The ACCC received 7 complaints about water-related matters in 2021-22, including one from an irrigator. This continues a decline in water complaints and inquiries to the ACCC since 2018-19.

“Fewer complaints may in part be attributed to the rules having been in effect for over 12 years, meaning that most infrastructure operators have a mature understanding of the water rules,” Mr Keogh said.

Background:

The Water Act 2007 (the Water Act) provides the frameworks and institutions to ensure that the Basin is managed in the national interest.

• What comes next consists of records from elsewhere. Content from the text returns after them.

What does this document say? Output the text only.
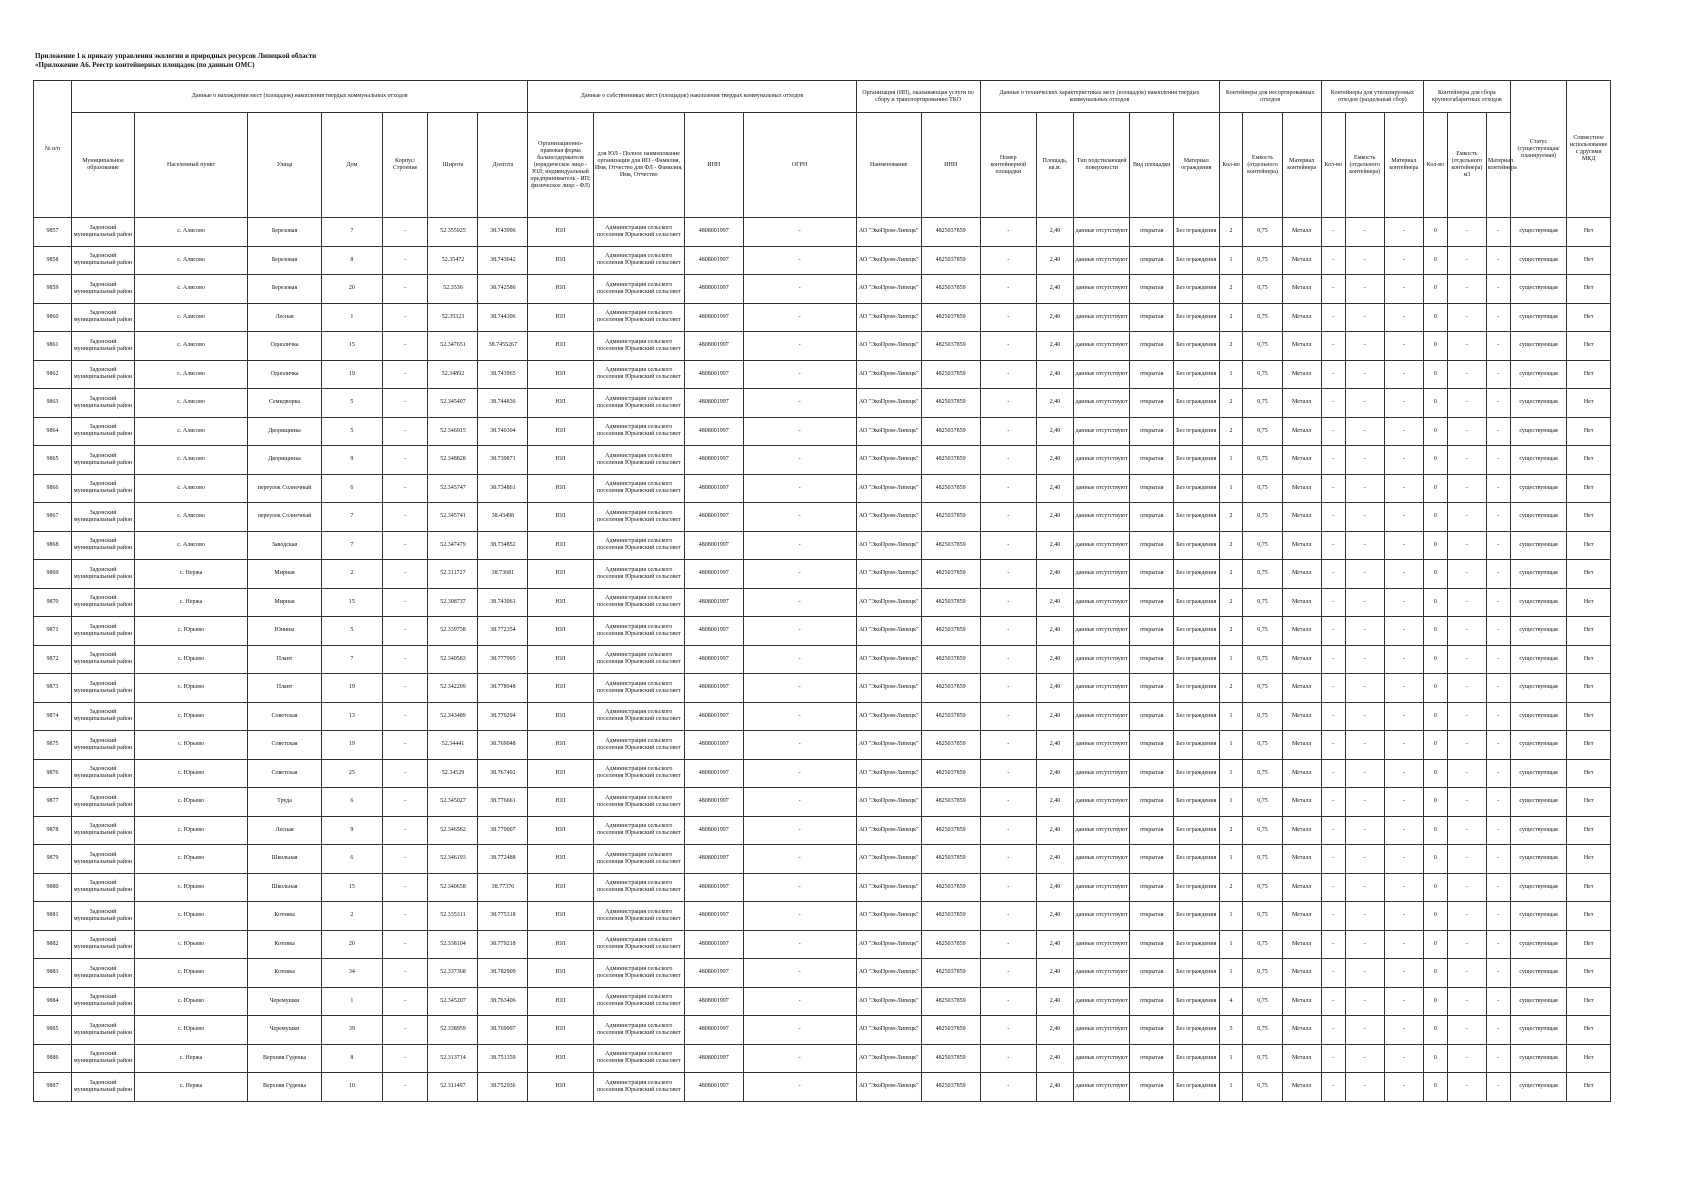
Приложение 1 к приказу управления экологии и природных ресурсов Липецкой области
«Приложение А6. Реестр контейнерных площадок (по данным ОМС)
№ п/п	Данные о нахождении мест (площадок) накопления твердых коммунальных отходов							Данные о собственниках мест (площадок) накопления твердых коммунальных отходов				Организация (ИП), оказывающая услуги по сбору и транспортированию ТКО		Данные о технических характеристиках мест (площадок) накопления твердых коммунальных отходов					Контейнеры для несортированных отходов			Контейнеры для утилизируемых отходов (раздельный сбор)			Контейнеры для сбора крупногабаритных отходов			Статус (существующая/планируемая)	Совместное использование с другими МКД
	Муниципальное образование	Населенный пункт	Улица	Дом	Корпус/Строение	Широта	Долгота	Организационно-правовая форма балансодержателя (юридическое лицо - ЮЛ; индивидуальный предприниматель - ИП; физическое лицо - ФЛ)	для ЮЛ - Полное наименование организации для ИП - Фамилия, Имя, Отчество для ФЛ - Фамилия, Имя, Отчество	ИНН	ОГРН	Наименование	ИНН	Номер контейнерной площадки	Площадь, кв.м.	Тип подстилающей поверхности	Вид площадки	Материал ограждения	Кол-во	Емкость (отдельного контейнера)	Материал контейнера	Кол-во	Емкость (отдельного контейнера)	Материал контейнера	Кол-во	Емкость (отдельного контейнера) м3	Материал контейнера		
9857	Задонский муниципальный район	с. Алисово	Березовая	7	-	52.355925	38.743996	ЮЛ	Администрация сельского поселения Юрьевский сельсовет	4808001997	-	АО "ЭкоПром-Липецк"	4825037859	-	2,40	данные отсутствуют	открытая	Без ограждения	2	0,75	Металл	-	-	-	0	-	-	существующая	Нет
9858	Задонский муниципальный район	с. Алисово	Березовая	8	-	52.35472	38.743642	ЮЛ	Администрация сельского поселения Юрьевский сельсовет	4808001997	-	АО "ЭкоПром-Липецк"	4825037859	-	2,40	данные отсутствуют	открытая	Без ограждения	1	0,75	Металл	-	-	-	0	-	-	существующая	Нет
9859	Задонский муниципальный район	с. Алисово	Березовая	20	-	52.3536	38.742586	ЮЛ	Администрация сельского поселения Юрьевский сельсовет	4808001997	-	АО "ЭкоПром-Липецк"	4825037859	-	2,40	данные отсутствуют	открытая	Без ограждения	2	0,75	Металл	-	-	-	0	-	-	существующая	Нет
9860	Задонский муниципальный район	с. Алисово	Лесная	1	-	52.35323	38.744306	ЮЛ	Администрация сельского поселения Юрьевский сельсовет	4808001997	-	АО "ЭкоПром-Липецк"	4825037859	-	2,40	данные отсутствуют	открытая	Без ограждения	2	0,75	Металл	-	-	-	0	-	-	существующая	Нет
9861	Задонский муниципальный район	с. Алисово	Одноличка	15	-	52.347651	38.7455267	ЮЛ	Администрация сельского поселения Юрьевский сельсовет	4808001997	-	АО "ЭкоПром-Липецк"	4825037859	-	2,40	данные отсутствуют	открытая	Без ограждения	2	0,75	Металл	-	-	-	0	-	-	существующая	Нет
9862	Задонский муниципальный район	с. Алисово	Одноличка	19	-	52.34892	38.743965	ЮЛ	Администрация сельского поселения Юрьевский сельсовет	4808001997	-	АО "ЭкоПром-Липецк"	4825037859	-	2,40	данные отсутствуют	открытая	Без ограждения	1	0,75	Металл	-	-	-	0	-	-	существующая	Нет
9863	Задонский муниципальный район	с. Алисово	Семидворка	5	-	52.345407	38.744836	ЮЛ	Администрация сельского поселения Юрьевский сельсовет	4808001997	-	АО "ЭкоПром-Липецк"	4825037859	-	2,40	данные отсутствуют	открытая	Без ограждения	2	0,75	Металл	-	-	-	0	-	-	существующая	Нет
9864	Задонский муниципальный район	с. Алисово	Дворищинка	5	-	52.346915	38.740304	ЮЛ	Администрация сельского поселения Юрьевский сельсовет	4808001997	-	АО "ЭкоПром-Липецк"	4825037859	-	2,40	данные отсутствуют	открытая	Без ограждения	2	0,75	Металл	-	-	-	0	-	-	существующая	Нет
9865	Задонский муниципальный район	с. Алисово	Дворищинка	9	-	52.348828	38.739871	ЮЛ	Администрация сельского поселения Юрьевский сельсовет	4808001997	-	АО "ЭкоПром-Липецк"	4825037859	-	2,40	данные отсутствуют	открытая	Без ограждения	1	0,75	Металл	-	-	-	0	-	-	существующая	Нет
9866	Задонский муниципальный район	с. Алисово	переулок Солнечный	6	-	52.345747	38.734861	ЮЛ	Администрация сельского поселения Юрьевский сельсовет	4808001997	-	АО "ЭкоПром-Липецк"	4825037859	-	2,40	данные отсутствуют	открытая	Без ограждения	1	0,75	Металл	-	-	-	0	-	-	существующая	Нет
9867	Задонский муниципальный район	с. Алисово	переулок Солнечный	7	-	52.345741	38.43498	ЮЛ	Администрация сельского поселения Юрьевский сельсовет	4808001997	-	АО "ЭкоПром-Липецк"	4825037859	-	2,40	данные отсутствуют	открытая	Без ограждения	2	0,75	Металл	-	-	-	0	-	-	существующая	Нет
9868	Задонский муниципальный район	с. Алисово	Заводская	7	-	52.347479	38.734852	ЮЛ	Администрация сельского поселения Юрьевский сельсовет	4808001997	-	АО "ЭкоПром-Липецк"	4825037859	-	2,40	данные отсутствуют	открытая	Без ограждения	2	0,75	Металл	-	-	-	0	-	-	существующая	Нет
9869	Задонский муниципальный район	с. Нержа	Мирная	2	-	52.311727	38.73681	ЮЛ	Администрация сельского поселения Юрьевский сельсовет	4808001997	-	АО "ЭкоПром-Липецк"	4825037859	-	2,40	данные отсутствуют	открытая	Без ограждения	2	0,75	Металл	-	-	-	0	-	-	существующая	Нет
9870	Задонский муниципальный район	с. Нержа	Мирная	15	-	52.308737	38.743061	ЮЛ	Администрация сельского поселения Юрьевский сельсовет	4808001997	-	АО "ЭкоПром-Липецк"	4825037859	-	2,40	данные отсутствуют	открытая	Без ограждения	2	0,75	Металл	-	-	-	0	-	-	существующая	Нет
9871	Задонский муниципальный район	с. Юрьево	Юнины	5	-	52.339758	38.772354	ЮЛ	Администрация сельского поселения Юрьевский сельсовет	4808001997	-	АО "ЭкоПром-Липецк"	4825037859	-	2,40	данные отсутствуют	открытая	Без ограждения	2	0,75	Металл	-	-	-	0	-	-	существующая	Нет
9872	Задонский муниципальный район	с. Юрьево	Плант	7	-	52.340583	38.777995	ЮЛ	Администрация сельского поселения Юрьевский сельсовет	4808001997	-	АО "ЭкоПром-Липецк"	4825037859	-	2,40	данные отсутствуют	открытая	Без ограждения	1	0,75	Металл	-	-	-	0	-	-	существующая	Нет
9873	Задонский муниципальный район	с. Юрьево	Плант	19	-	52.342209	38.778948	ЮЛ	Администрация сельского поселения Юрьевский сельсовет	4808001997	-	АО "ЭкоПром-Липецк"	4825037859	-	2,40	данные отсутствуют	открытая	Без ограждения	2	0,75	Металл	-	-	-	0	-	-	существующая	Нет
9874	Задонский муниципальный район	с. Юрьево	Советская	13	-	52.343489	38.770294	ЮЛ	Администрация сельского поселения Юрьевский сельсовет	4808001997	-	АО "ЭкоПром-Липецк"	4825037859	-	2,40	данные отсутствуют	открытая	Без ограждения	1	0,75	Металл	-	-	-	0	-	-	существующая	Нет
9875	Задонский муниципальный район	с. Юрьево	Советская	19	-	52.34441	38.769048	ЮЛ	Администрация сельского поселения Юрьевский сельсовет	4808001997	-	АО "ЭкоПром-Липецк"	4825037859	-	2,40	данные отсутствуют	открытая	Без ограждения	1	0,75	Металл	-	-	-	0	-	-	существующая	Нет
9876	Задонский муниципальный район	с. Юрьево	Советская	25	-	52.34529	38.767492	ЮЛ	Администрация сельского поселения Юрьевский сельсовет	4808001997	-	АО "ЭкоПром-Липецк"	4825037859	-	2,40	данные отсутствуют	открытая	Без ограждения	1	0,75	Металл	-	-	-	0	-	-	существующая	Нет
9877	Задонский муниципальный район	с. Юрьево	Труда	6	-	52.345027	38.776661	ЮЛ	Администрация сельского поселения Юрьевский сельсовет	4808001997	-	АО "ЭкоПром-Липецк"	4825037859	-	2,40	данные отсутствуют	открытая	Без ограждения	1	0,75	Металл	-	-	-	0	-	-	существующая	Нет
9878	Задонский муниципальный район	с. Юрьево	Лесная	9	-	52.346562	38.770007	ЮЛ	Администрация сельского поселения Юрьевский сельсовет	4808001997	-	АО "ЭкоПром-Липецк"	4825037859	-	2,40	данные отсутствуют	открытая	Без ограждения	2	0,75	Металл	-	-	-	0	-	-	существующая	Нет
9879	Задонский муниципальный район	с. Юрьево	Школьная	6	-	52.346193	38.772488	ЮЛ	Администрация сельского поселения Юрьевский сельсовет	4808001997	-	АО "ЭкоПром-Липецк"	4825037859	-	2,40	данные отсутствуют	открытая	Без ограждения	1	0,75	Металл	-	-	-	0	-	-	существующая	Нет
9880	Задонский муниципальный район	с. Юрьево	Школьная	15	-	52.340658	38.77376	ЮЛ	Администрация сельского поселения Юрьевский сельсовет	4808001997	-	АО "ЭкоПром-Липецк"	4825037859	-	2,40	данные отсутствуют	открытая	Без ограждения	2	0,75	Металл	-	-	-	0	-	-	существующая	Нет
9881	Задонский муниципальный район	с. Юрьево	Котовка	2	-	52.335311	38.775318	ЮЛ	Администрация сельского поселения Юрьевский сельсовет	4808001997	-	АО "ЭкоПром-Липецк"	4825037859	-	2,40	данные отсутствуют	открытая	Без ограждения	1	0,75	Металл	-	-	-	0	-	-	существующая	Нет
9882	Задонский муниципальный район	с. Юрьево	Котовка	20	-	52.338104	38.779218	ЮЛ	Администрация сельского поселения Юрьевский сельсовет	4808001997	-	АО "ЭкоПром-Липецк"	4825037859	-	2,40	данные отсутствуют	открытая	Без ограждения	1	0,75	Металл	-	-	-	0	-	-	существующая	Нет
9883	Задонский муниципальный район	с. Юрьево	Котовка	34	-	52.337368	38.782909	ЮЛ	Администрация сельского поселения Юрьевский сельсовет	4808001997	-	АО "ЭкоПром-Липецк"	4825037859	-	2,40	данные отсутствуют	открытая	Без ограждения	1	0,75	Металл	-	-	-	0	-	-	существующая	Нет
9884	Задонский муниципальный район	с. Юрьево	Черемушки	1	-	52.345207	38.763406	ЮЛ	Администрация сельского поселения Юрьевский сельсовет	4808001997	-	АО "ЭкоПром-Липецк"	4825037859	-	2,40	данные отсутствуют	открытая	Без ограждения	4	0,75	Металл	-	-	-	0	-	-	существующая	Нет
9885	Задонский муниципальный район	с. Юрьево	Черемушки	39	-	52.338959	38.769997	ЮЛ	Администрация сельского поселения Юрьевский сельсовет	4808001997	-	АО "ЭкоПром-Липецк"	4825037859	-	2,40	данные отсутствуют	открытая	Без ограждения	5	0,75	Металл	-	-	-	0	-	-	существующая	Нет
9886	Задонский муниципальный район	с. Нержа	Верхняя Гуденка	8	-	52.313714	38.751359	ЮЛ	Администрация сельского поселения Юрьевский сельсовет	4808001997	-	АО "ЭкоПром-Липецк"	4825037859	-	2,40	данные отсутствуют	открытая	Без ограждения	1	0,75	Металл	-	-	-	0	-	-	существующая	Нет
9887	Задонский муниципальный район	с. Нержа	Верхняя Гуденка	10	-	52.311497	38.752936	ЮЛ	Администрация сельского поселения Юрьевский сельсовет	4808001997	-	АО "ЭкоПром-Липецк"	4825037859	-	2,40	данные отсутствуют	открытая	Без ограждения	1	0,75	Металл	-	-	-	0	-	-	существующая	Нет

The ACCC has several roles under the Water Act that include monitoring regulated water charges (including termination fees), transformations, and compliance with the Water Market Rules and Water Charge Rules (the Rules) under sections 94 and 99 of the Water Act. To provide greater context the ACCC also includes the water allocation trades processed by off-river infrastructure operators, and total transformation processing times.

An infrastructure operator is an entity that owns or operates infrastructure for the storage, delivery or drainage of water for the purposes of providing a service to someone who does not own or operate the infrastructure. Some infrastructure operators store and deliver water on-river. These operators include WaterNSW, Sunwater and the Department of Regional Development, Manufacturing and Water (DRDMW) in Queensland, and Goulburn-Murray Water (GMW) in Victoria. They are referred to as either bulk water operators or on-river operators.

An off-river infrastructure operator provides services such as the storage, delivery and/or drainage of water diverted from a natural watercourse through a network consisting of off-river channels to another operator.

An on‑river infrastructure operator harvests and stores water through infrastructure such as dams, lakes, weirs and reservoirs located primarily on a natural watercourse, and delivers water, primarily through natural watercourses.